Meanwhile, Discovery’s streaming rivals are “playing in a different place,” Discovery chairman and CEO David Zaslav told investors last month. “Almost all of them are led by the same consumer proposition: scripted series and scripted movies. We are different. We are convinced Discovery+ will stand out.”
Because of Discovery’s content model, in which the company owns its entire library and hasn’t licensed it to competing streaming platforms, “we don’t have to cannibalize linear to be able to build streaming,” said Steinlauf. “We think we can do a better job managing both the linear business and the streaming business.”
Unlike other streaming rivals, Discovery+ isn’t setting out to be the next Netflix.
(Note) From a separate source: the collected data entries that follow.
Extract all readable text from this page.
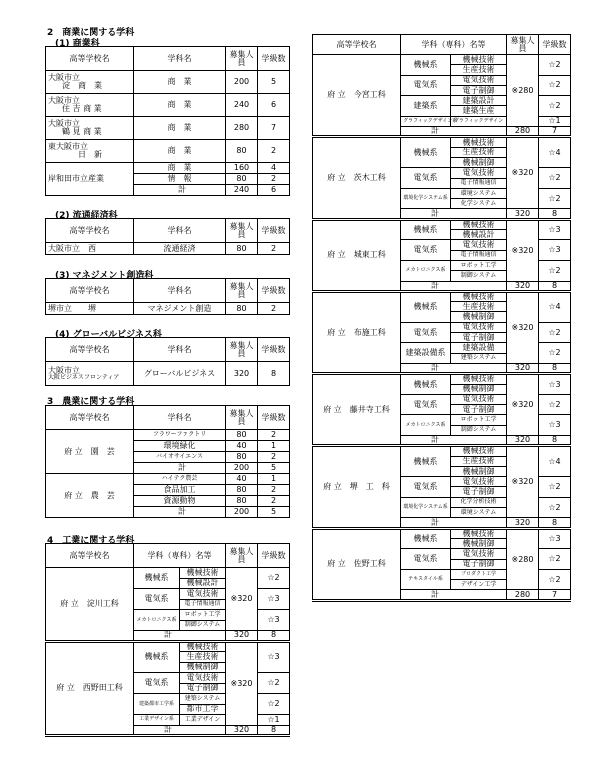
2　商業に関する学科
(1) 商業科
高等学校名	学科名	募集人員	学級数

大阪市立
淀　商　業	商　業	200	5

大阪市立
住 吉 商 業	商　業	240	6

大阪市立
鶴 見 商 業	商　業	280	7

東大阪市立
日　新	商　業	80	2
岸和田市立産業	商　業	160	4
	情　報	80	2
	計	240	6
(2) 流通経済科
高等学校名	学科名	募集人員	学級数
大阪市立　西	流通経済	80	2
(3) マネジメント創造科
高等学校名	学科名	募集人員	学級数
堺市立　　堺	マネジメント創造	80	2
(4) グローバルビジネス科
高等学校名	学科名	募集人員	学級数

大阪市立
大阪ビジネスフロンティア	グローバルビジネス	320	8
3　農業に関する学科
高等学校名	学科名	募集人員	学級数
府 立　園　芸	フラワーファクトリ	80	2
	環境緑化	40	1
	バイオサイエンス	80	2
	計	200	5
府 立　農　芸	ハイテク農芸	40	1
	食品加工	80	2
	資源動物	80	2
	計	200	5
4　工業に関する学科
高等学校名	学科（専科）名等		募集人員	学級数
府 立　淀川工科	機械系	機械技術	※320	☆2
		機械設計		
	電気系	電気技術		☆3
		電子情報通信		
	メカトロニクス系	ロボット工学		☆3
		制御システム		
	計		320	8
府 立　西野田工科	機械系	機械技術	※320	☆3
		生産技術		
		機械制御		
	電気系	電気技術		☆2
		電子制御		
	建築都市工学系	建築システム		☆2
		都市工学		
	工業デザイン系	工業デザイン		☆1
	計		320	8
高等学校名	学科（専科）名等		募集人員	学級数
府 立　今宮工科	機械系	機械技術	※280	☆2
		生産技術		
	電気系	電気技術		☆2
		電子制御		
	建築系	建築設計		☆2
		建築生産		
	グラフィックデザイン系	グラフィックデザイン		☆1
	計		280	7
府 立　茨木工科	機械系	機械技術	※320	☆4
		生産技術		
		機械制御		
	電気系	電気技術		☆2
		電子情報通信		
	環境化学システム系	環境システム		☆2
		化学システム		
	計		320	8
府 立　城東工科	機械系	機械技術	※320	☆3
		機械設計		
	電気系	電気技術		☆3
		電子情報通信		
	メカトロニクス系	ロボット工学		☆2
		制御システム		
	計		320	8
府 立　布施工科	機械系	機械技術	※320	☆4
		生産技術		
		機械制御		
	電気系	電気技術		☆2
		電子制御		
	建築設備系	建築設備		☆2
		建築システム		
	計		320	8
府 立　藤井寺工科	機械系	機械技術	※320	☆3
		機械制御		
	電気系	電気技術		☆2
		電子制御		
	メカトロニクス系	ロボット工学		☆3
		制御システム		
	計		320	8
府 立　堺　工　科	機械系	機械技術	※320	☆4
		生産技術		
		機械制御		
	電気系	電気技術		☆2
		電子制御		
	環境化学システム系	化学分析技術		☆2
		環境システム		
	計		320	8
府 立　佐野工科	機械系	機械技術	※280	☆3
		機械制御		
	電気系	電気技術		☆2
		電子制御		
	テキスタイル系	プロダクト工学		☆2
		デザイン工学		
	計		280	7
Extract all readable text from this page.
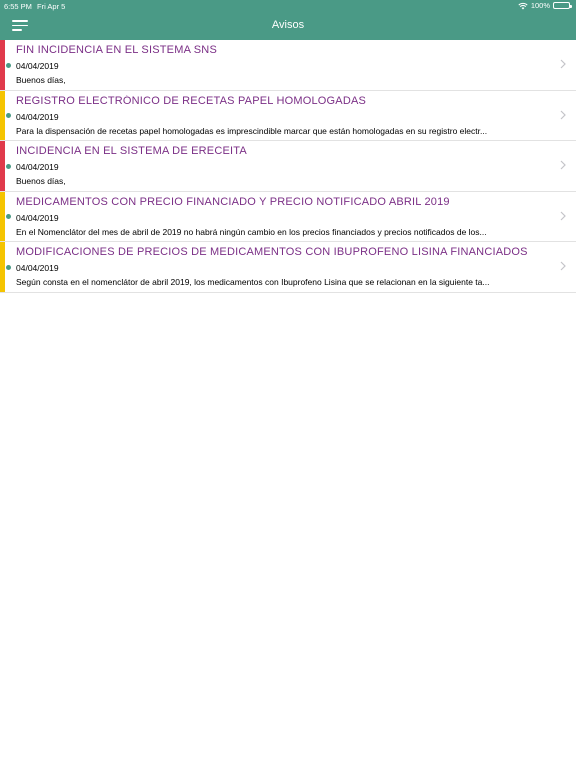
6:55 PM Fri Apr 5	100%
Avisos
FIN INCIDENCIA EN EL SISTEMA SNS
04/04/2019
Buenos días,
REGISTRO ELECTRÓNICO DE RECETAS PAPEL HOMOLOGADAS
04/04/2019
Para la dispensación de recetas papel homologadas es imprescindible marcar que están homologadas en su registro electr...
INCIDENCIA EN EL SISTEMA DE ERECEITA
04/04/2019
Buenos días,
MEDICAMENTOS CON PRECIO FINANCIADO Y PRECIO NOTIFICADO ABRIL 2019
04/04/2019
En el Nomenclátor del mes de abril de 2019 no habrá ningún cambio en los precios financiados y precios notificados de los...
MODIFICACIONES DE PRECIOS DE MEDICAMENTOS CON IBUPROFENO LISINA FINANCIADOS
04/04/2019
Según consta en el nomenclátor de abril 2019, los medicamentos con Ibuprofeno Lisina que se relacionan en la siguiente ta...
It’s targeting Disney+ instead, mirroring that platform’s distribution deals, price point and house-of-brands approach that brought Disney+ nearly 87 million subscribers in its first year.
An essential component of Discovery’s efforts to mirror Disney+’s launch: The company has inked a lucrative deal with Verizon to offer Verizon 5G Home Internet and Fios Gigabit Connection customers a free year of Discovery+, and between three and six free months of the service to new Fios customers.
“What we’ve learned, and Disney learned it very effectively with Verizon … [is] that having a partner that uses quality content to enhance and de-commoditize their platform is really, really effective in terms of scale,” Zaslav said last month.
Plus, while other streamers, aside from Disney+, have been slow to expand globally, Discovery+ is debuting globally in 25 countries, and has already rolled out in the U.K., Ireland and India. Zaslav told investors that immediate global availability will give Discovery+ a “running start” that will help it scale fast.